Con la fine dell’anno arriva il momento di fare due conti sul proprio portafoglio di investimento. Serve infatti identificare le minusvalenze (cioè le perdite) in scadenza, ovvero quelle registrate esattamente quattro anni fa e che, se non compensate entro il 31 dicembre, non saranno più utilizzabili. Ignorarle può significare pagare più tasse del necessario. Gestirle bene, invece, può migliorare in modo concreto la performance netta degli investimenti. La fiscalità non è un dettaglio burocratico, ma un’ulteriore leva strategica della pianificazione finanziaria.
Quando si vende uno strumento finanziario a un prezzo inferiore rispetto a quello di acquisto si ha una perdita, che viene definita in ambito fiscale minusvalenza. Il suo contrario è la plusvalenza, il guadagno ottenuto dal disinvestimento di un prodotto. Queste due componenti si possono compensare tra loro ottenendo un vantaggio importante: ridurre o azzerare l’imponibile su cui si applica la tassazione. Sulle plusvalenze realizzate infatti si deve pagare il 26% (12,5% per titoli di Stato), mentre le minus generano una sorta di credito d’imposta. Non danno diritto a un rimborso di denaro, ma possono essere utilizzate per abbattere le plusvalenze realizzate nello stesso anno o nei quattro anni successivi. Il risultato è meno base imponibile, meno tasse, più rendimento netto.
Il fattore tempo
Quando si tratta di recuperare minusvalenze, il tempo è fondamentale: si ha a disposizione quattro anni per utilizzarle, dopodiché svaniscono definitivamente. La scadenza delle minusvalenze è fissata al 31 dicembre di ogni anno. Ad esempio, il 31 dicembre 2025 scadranno le perdite realizzate nel 2021, mentre quelle del 2025 scadranno il 31 dicembre 2029. Quindi, ogni anno bisogna sapere quante minus sono in fin di vita.

Il regime del conto titoli
La capacità di recuperare minusvalenze dipende anche dal regime fiscale del proprio conto titoli. Normalmente quando si apre un dossier titoli si ha il regime amministrato. Qui è la banca a fare tutto: calcola, compensa e versa le imposte come sostituto d’imposta. È comodo, ma ha un limite. Non permette infatti di compensare plus e minus tra intermediari diversi. Il regime dichiarativo, invece, offre maggiore flessibilità, perché permette di compensare guadagni e perdite anche tra banche diverse. Il rovescio della medaglia è che la gestione non è automatica e quindi serve attenzione, soprattutto per le scadenze. I dati necessari si trovano nell’estratto conto fiscale, disponibile presso l’intermediario o sulla piattaforma di investimento.
Gli strumenti utili
C’è poi un punto spesso sottovalutato e cioè che non tutti i rendimenti possono compensare le minusvalenze. Il fisco distingue tra prodotti finanziari che creano “redditi di capitale” e quelli che generano “redditi diversi”. I primi si riferiscono a interessi, cedole, dividendi, guadagni da fondi ed Etf. I redditi diversi derivano invece da strumenti finanziari il cui esito è incerto (come azioni e derivati) e sono gli unici che permettono la compensazione. Da qui l’importanza di diversificare il portafoglio anche dal punto di vista fiscale. Infatti se si hanno solo prodotti di risparmio gestito, come fondi ed Etf, non si potrà mai compensare le minus pregresse e si pagherà sempre l’imposta sull’intero guadagno.

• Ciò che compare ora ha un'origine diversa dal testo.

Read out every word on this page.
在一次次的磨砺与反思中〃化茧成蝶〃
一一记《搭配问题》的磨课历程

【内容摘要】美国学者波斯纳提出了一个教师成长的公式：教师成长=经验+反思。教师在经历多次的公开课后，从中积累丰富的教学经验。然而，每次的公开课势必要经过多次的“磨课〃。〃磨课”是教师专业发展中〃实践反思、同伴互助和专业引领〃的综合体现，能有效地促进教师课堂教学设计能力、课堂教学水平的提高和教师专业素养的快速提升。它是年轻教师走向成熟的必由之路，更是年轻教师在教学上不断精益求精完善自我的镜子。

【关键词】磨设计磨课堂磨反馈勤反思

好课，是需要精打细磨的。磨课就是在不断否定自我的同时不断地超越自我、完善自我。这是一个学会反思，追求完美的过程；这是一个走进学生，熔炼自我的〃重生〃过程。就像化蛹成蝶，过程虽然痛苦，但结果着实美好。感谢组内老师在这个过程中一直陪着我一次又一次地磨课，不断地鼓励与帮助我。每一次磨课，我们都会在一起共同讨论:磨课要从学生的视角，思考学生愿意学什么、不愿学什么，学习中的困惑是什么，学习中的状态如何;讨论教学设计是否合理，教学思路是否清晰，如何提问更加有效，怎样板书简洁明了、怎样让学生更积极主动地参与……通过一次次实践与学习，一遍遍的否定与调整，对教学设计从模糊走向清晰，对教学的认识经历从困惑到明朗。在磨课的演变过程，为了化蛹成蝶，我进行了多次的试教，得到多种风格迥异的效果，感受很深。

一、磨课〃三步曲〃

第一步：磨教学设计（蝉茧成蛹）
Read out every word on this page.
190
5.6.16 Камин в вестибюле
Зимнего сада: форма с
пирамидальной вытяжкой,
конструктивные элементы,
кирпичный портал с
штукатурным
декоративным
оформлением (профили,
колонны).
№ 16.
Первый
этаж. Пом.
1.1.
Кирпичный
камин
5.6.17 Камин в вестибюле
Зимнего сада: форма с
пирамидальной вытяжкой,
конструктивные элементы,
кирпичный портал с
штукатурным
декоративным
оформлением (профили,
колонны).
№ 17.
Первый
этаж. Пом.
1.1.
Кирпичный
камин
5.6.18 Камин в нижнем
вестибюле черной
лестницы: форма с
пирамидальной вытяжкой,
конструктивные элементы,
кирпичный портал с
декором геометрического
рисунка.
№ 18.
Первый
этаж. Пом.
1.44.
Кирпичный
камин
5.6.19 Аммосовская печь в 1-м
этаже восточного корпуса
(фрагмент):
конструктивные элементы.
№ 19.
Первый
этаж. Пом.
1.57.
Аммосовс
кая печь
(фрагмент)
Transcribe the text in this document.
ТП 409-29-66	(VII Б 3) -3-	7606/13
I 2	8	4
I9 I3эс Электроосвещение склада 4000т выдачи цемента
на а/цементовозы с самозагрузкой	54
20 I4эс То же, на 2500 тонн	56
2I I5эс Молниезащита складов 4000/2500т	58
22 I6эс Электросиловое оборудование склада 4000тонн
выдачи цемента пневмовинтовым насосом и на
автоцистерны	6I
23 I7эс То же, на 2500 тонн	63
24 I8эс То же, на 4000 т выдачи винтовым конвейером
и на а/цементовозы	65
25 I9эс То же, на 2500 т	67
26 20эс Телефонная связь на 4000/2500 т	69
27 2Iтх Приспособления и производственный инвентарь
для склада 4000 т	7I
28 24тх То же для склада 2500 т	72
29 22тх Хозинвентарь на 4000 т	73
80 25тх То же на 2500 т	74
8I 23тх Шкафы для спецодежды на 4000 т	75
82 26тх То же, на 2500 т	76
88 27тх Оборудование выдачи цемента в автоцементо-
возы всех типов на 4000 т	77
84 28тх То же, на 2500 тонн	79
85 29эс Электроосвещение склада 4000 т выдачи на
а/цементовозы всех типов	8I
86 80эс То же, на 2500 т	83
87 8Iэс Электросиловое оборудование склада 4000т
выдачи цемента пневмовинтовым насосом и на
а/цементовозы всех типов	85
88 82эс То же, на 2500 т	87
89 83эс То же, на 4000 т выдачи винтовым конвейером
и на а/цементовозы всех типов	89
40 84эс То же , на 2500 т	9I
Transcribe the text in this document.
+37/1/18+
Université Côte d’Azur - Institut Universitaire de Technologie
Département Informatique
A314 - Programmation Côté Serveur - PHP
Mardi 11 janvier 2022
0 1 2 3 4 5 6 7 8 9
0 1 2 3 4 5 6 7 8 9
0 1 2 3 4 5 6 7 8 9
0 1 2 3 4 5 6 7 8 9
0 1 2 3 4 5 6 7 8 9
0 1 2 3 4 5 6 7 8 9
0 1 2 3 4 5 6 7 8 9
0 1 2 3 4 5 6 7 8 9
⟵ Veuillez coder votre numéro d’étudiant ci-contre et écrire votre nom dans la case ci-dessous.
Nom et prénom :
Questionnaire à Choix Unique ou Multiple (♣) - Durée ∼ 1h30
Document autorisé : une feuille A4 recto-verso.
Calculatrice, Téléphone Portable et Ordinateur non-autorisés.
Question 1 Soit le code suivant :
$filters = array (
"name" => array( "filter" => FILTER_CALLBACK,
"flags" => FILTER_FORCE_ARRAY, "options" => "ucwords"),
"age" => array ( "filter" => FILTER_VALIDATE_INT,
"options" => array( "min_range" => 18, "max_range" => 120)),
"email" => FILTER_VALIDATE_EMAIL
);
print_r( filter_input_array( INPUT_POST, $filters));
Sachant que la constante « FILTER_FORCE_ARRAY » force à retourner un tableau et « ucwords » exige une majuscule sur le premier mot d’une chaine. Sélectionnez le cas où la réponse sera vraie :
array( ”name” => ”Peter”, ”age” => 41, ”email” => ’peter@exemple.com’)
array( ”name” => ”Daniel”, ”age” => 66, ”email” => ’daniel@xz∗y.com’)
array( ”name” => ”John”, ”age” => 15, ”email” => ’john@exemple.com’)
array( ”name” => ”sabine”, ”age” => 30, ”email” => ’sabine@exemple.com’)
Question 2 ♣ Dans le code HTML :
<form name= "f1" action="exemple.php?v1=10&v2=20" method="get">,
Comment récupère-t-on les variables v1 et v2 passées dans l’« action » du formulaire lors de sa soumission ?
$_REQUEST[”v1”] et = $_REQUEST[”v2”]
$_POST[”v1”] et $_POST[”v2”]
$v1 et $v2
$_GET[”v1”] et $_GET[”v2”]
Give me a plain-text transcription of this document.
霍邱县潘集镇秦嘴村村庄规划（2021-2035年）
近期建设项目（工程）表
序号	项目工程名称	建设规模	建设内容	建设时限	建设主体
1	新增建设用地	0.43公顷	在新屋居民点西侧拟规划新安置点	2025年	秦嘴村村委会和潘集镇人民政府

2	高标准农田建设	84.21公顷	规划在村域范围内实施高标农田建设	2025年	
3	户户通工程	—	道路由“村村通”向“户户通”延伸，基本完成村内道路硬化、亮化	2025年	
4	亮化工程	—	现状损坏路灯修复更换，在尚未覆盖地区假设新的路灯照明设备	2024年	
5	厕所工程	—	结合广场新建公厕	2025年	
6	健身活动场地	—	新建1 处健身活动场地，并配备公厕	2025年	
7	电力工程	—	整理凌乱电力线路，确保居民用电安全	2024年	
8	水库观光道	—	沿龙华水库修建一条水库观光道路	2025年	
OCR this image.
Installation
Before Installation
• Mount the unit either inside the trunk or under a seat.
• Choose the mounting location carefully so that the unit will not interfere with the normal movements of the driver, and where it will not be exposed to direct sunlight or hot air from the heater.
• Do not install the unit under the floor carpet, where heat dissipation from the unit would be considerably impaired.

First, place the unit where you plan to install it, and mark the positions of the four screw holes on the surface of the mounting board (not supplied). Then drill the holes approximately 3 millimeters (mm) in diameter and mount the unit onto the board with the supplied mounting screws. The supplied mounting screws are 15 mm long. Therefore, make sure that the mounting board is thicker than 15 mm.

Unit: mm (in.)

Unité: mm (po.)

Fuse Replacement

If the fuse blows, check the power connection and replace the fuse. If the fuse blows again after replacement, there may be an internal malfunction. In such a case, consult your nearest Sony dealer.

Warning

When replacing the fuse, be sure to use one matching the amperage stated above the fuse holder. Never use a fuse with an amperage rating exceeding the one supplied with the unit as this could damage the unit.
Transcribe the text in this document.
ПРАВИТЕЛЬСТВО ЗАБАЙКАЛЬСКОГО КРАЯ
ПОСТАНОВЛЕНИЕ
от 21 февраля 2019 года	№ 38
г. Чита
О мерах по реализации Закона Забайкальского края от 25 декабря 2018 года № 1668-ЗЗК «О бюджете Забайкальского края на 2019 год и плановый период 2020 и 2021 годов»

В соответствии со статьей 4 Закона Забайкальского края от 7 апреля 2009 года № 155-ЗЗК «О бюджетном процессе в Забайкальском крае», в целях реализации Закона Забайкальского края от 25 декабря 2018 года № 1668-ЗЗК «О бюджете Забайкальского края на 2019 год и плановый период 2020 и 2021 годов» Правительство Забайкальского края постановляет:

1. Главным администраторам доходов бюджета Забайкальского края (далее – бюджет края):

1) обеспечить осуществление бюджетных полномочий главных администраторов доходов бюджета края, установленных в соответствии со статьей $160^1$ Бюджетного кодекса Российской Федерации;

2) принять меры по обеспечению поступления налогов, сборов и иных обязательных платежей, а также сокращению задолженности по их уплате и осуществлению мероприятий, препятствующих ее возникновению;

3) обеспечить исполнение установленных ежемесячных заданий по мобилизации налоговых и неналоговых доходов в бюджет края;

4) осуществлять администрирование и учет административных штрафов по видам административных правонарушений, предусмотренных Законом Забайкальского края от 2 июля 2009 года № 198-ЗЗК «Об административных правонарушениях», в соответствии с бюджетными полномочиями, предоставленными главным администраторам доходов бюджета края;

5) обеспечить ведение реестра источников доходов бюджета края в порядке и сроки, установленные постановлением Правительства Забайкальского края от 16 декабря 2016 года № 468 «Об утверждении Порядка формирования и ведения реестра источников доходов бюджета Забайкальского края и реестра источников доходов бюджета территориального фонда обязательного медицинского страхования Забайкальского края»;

Attenzione anche ai titoli di Stato, perché beneficiando dell’aliquota agevolata al 12,5%, le loro plusvalenze compensano solo circa il 48% delle minus. Occhio anche alle criptovalute, che rientrano tra i redditi diversi ma costituiscono una categoria a sé: «Le minusvalenze maturate su cripto-attività possono essere compensate esclusivamente con plusvalenze della stessa natura e non con quelle generate da altri strumenti finanziari, e viceversa», puntualizza Andrea Rocchetti, global head of investment advisory di Moneyfarm, ricordando come la fiscalità in questo ambito sia in costante evoluzione.

La strategia
Individuate le minus in scadenza, il passo successivo è valutare le plusvalenze potenziali, vale a dire i guadagni realizzati o realizzabili sugli investimenti in portafoglio. In alcuni casi può avere senso vendere, entro il 31 dicembre (meglio con qualche giorno di anticipo), strumenti in guadagno per generare plusvalenze compensabili. Ma bisogna valutare con attenzione se il disinvestimento è vantaggioso dal punto di vista del portafoglio. La fiscalità non deve dettare la strategia di investimento. Vendere un buon titolo solo per risparmiare qualche euro di tasse può essere un errore.